The northern lake ecology is tied to this balance of having a cold, reflective surface for part of the year, and a heat-absorbing one for the rest. When ice-outs come early, the water temperatures rise; this, in turn, creates better habitats for algae and, scientists believe, cyanobacteria – a type of single-celled organism that can harm other animals. Early ice-out can also affect the way a lake’s water mixes, and its oxygen levels.

“Ice, for a lake, is very, very important for setting the summer conditions,” says Dr. Ekwurzel. “What the fishing conditions are, what the oxygen levels are, the amount of nutrients that might be running off agricultural land.”

A man in a kayak fishes on the mostly clear-of-ice Lake Winnipesaukee, in Wolfeboro, New Hampshire, on April 2, 2021.
Melanie Stetson Freeman/Staff

Some worry that early ice-outs could be changing winter culture in what’s known as New Hamsphire’s Lakes Region. The Alton Bay Ice Runway, which advertises itself as “the only plowed ice runway in the Continental US (that we know of!),” was only open for two weeks this year, after not being able to open at all in 2020. Ice boaters, whose sailing crafts on metal runners depend on solidly formed ice, have told Ms. Cummings, from the boat museum, that their seasons are shorter. 

“Our boating community has noticed the difference,” she says.

“An opportunity to learn more”

But this difference, says James Haney, a professor of biological sciences at the University of New Hampshire, can be an invitation for curiosity as much as concern. 

“I think the climate change and ice-off is generally looked at as a harbinger of bad news,” he says. “I look at it as an opportunity to learn more.”

To others, the ice fluctuations are just another example of the weather surprises that New Hampshire has always thrown at them. 
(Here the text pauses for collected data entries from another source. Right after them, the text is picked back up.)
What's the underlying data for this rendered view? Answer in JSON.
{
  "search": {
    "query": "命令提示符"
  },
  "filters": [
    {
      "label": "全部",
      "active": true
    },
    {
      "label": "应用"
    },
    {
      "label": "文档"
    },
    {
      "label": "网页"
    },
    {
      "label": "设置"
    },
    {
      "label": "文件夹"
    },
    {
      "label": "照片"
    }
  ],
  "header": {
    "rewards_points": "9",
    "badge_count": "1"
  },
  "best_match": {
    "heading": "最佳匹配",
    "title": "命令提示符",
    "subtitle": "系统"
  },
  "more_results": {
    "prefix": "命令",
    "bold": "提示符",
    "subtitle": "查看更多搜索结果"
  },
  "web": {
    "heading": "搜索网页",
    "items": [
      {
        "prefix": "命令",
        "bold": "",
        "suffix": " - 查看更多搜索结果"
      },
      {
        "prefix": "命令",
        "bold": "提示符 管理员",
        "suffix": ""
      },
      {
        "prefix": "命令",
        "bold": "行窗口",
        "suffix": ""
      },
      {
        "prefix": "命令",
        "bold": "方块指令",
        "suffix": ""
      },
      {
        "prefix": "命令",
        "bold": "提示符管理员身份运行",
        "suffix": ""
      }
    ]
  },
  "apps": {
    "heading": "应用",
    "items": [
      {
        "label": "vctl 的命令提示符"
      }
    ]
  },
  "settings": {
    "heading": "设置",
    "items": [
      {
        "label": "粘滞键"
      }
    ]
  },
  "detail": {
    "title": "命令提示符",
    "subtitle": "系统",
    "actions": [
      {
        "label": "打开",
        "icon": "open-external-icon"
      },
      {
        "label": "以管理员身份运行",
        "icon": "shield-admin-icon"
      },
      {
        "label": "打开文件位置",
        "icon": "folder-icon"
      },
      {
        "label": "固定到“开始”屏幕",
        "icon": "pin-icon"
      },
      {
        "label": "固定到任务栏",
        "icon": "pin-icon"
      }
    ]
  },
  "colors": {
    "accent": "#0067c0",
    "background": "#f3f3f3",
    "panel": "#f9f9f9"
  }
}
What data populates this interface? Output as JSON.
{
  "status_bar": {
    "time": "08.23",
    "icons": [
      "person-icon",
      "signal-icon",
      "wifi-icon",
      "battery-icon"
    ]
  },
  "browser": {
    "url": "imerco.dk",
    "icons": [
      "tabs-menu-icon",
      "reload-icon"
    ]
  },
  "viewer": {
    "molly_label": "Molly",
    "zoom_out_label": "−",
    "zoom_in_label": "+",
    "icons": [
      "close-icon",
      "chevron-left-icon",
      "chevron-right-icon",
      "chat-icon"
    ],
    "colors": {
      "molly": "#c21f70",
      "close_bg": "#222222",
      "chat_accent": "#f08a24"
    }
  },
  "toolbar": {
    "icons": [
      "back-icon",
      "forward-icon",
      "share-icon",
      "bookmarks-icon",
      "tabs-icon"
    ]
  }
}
“Tell me a time climate hasn’t been changing,” says Mr. Emerson, who was heading up one more time to see if he could make his call.

Based on what he saw, he expected ice-out on Winnipesaukee would come soon. And indeed, at 4:42 p.m. on Monday, he was able to make his call.

“It’s official!” he wrote on his Facebook post, which has since been shared more than 1,300 times. “Welcome to Spring in NH.”

Mr. Emerson would not enjoy any of the raffle winnings, though. He doesn’t make predictions about ice-out, even though he gets a lot of inquiries.

“Someone would be calling it fixed,” he says. “I stay away from all the contests.”

Mirror Lake was not far behind. Ms. Wooster called ice-out there on Tuesday – a week earlier than average.